Title: Anaesthetic management of a patient with cortical sinusvenous thrombosis on Warfarin therapy posted for emergency dilatation and curettage
Authors: Kothamasu Sombabu, S. Anand, Adhilakshmi, Lailu Mathews
DOI: https://dx.doi.org/10.18535/jmscr/v8i2.150
Abstract
Hypercoagulability, venous stasis and vascular damage are initiating factors for venous thrombosis. Women in reproductive age group are more prone for central sinus venous thrombosis (CSVT) due to pregnancy, puerperium and use of oral contraceptives. Women previously diagnosed with cortical sinus venous thrombosis will have been on oral anticoagulants like Warfarin to prevent further thromboembolic events. Patients on Warfarin posted for emergency surgery, are at high risk of bleeding and requires preoperative stabilization, in order to prevent perioperative hemorrhage.1 Adequate pre-operative stabilization of a patient on Warfarin undergoing major surgery or minor surgery reduces intraoperative risk of bleeding.

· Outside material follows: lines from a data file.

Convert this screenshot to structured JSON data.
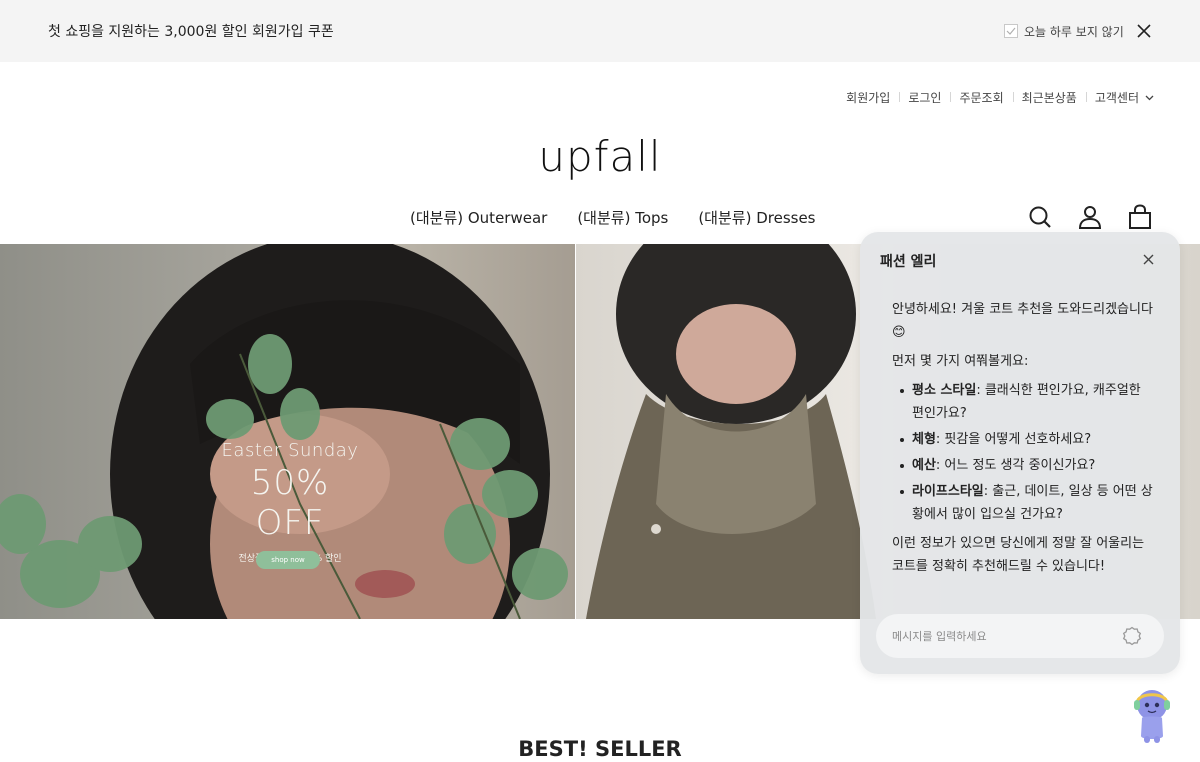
{
  "promo": {
    "text": "첫 쇼핑을 지원하는 3,000원 할인 회원가입 쿠폰",
    "hide_today": "오늘 하루 보지 않기"
  },
  "utility_nav": [
    "회원가입",
    "로그인",
    "주문조회",
    "최근본상품",
    "고객센터"
  ],
  "logo": "upfall",
  "main_nav": [
    "(대분류) Outerwear",
    "(대분류) Tops",
    "(대분류) Dresses"
  ],
  "hero": {
    "line1": "Easter Sunday",
    "line2": "50% OFF",
    "line3": "전상품 회원한정 50% 할인",
    "button": "shop now"
  },
  "section_title": "BEST! SELLER",
  "chat": {
    "title": "패션 엘리",
    "intro": "안녕하세요! 겨울 코트 추천을 도와드리겠습니다 😊",
    "ask": "먼저 몇 가지 여쭤볼게요:",
    "questions": [
      {
        "key": "평소 스타일",
        "text": ": 클래식한 편인가요, 캐주얼한 편인가요?"
      },
      {
        "key": "체형",
        "text": ": 핏감을 어떻게 선호하세요?"
      },
      {
        "key": "예산",
        "text": ": 어느 정도 생각 중이신가요?"
      },
      {
        "key": "라이프스타일",
        "text": ": 출근, 데이트, 일상 등 어떤 상황에서 많이 입으실 건가요?"
      }
    ],
    "closing": "이런 정보가 있으면 당신에게 정말 잘 어울리는 코트를 정확히 추천해드릴 수 있습니다!",
    "input_placeholder": "메시지를 입력하세요",
    "input_value": ""
  },
  "colors": {
    "promo_bg": "#f4f4f4",
    "chat_bg": "#e4e6e8",
    "shop_button": "#8fbf9a"
  }
}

Case Report: 31 year old, lady had presented to labor ward with bleeding per vaginam over the 24 hours. She was a known case of sinus venous thrombosis since 2013, on warfarin therapy for the same since. Urine pregnancy test done was positive, and an ultrasound of the abdomen depicted retained products of conception. It was hence decided that she required dilatation and curettage of the uterus for removal of the same. Pre-operatively, her INR was sent for and was found to be on a higher level from control (2.49),and she was transfused six fresh frozen plasma (FFP) prior to the procedure.
Keywords: Central venous Sinus thrombosis, dilatation and curettage, Warfarin, fresh frozen plasma.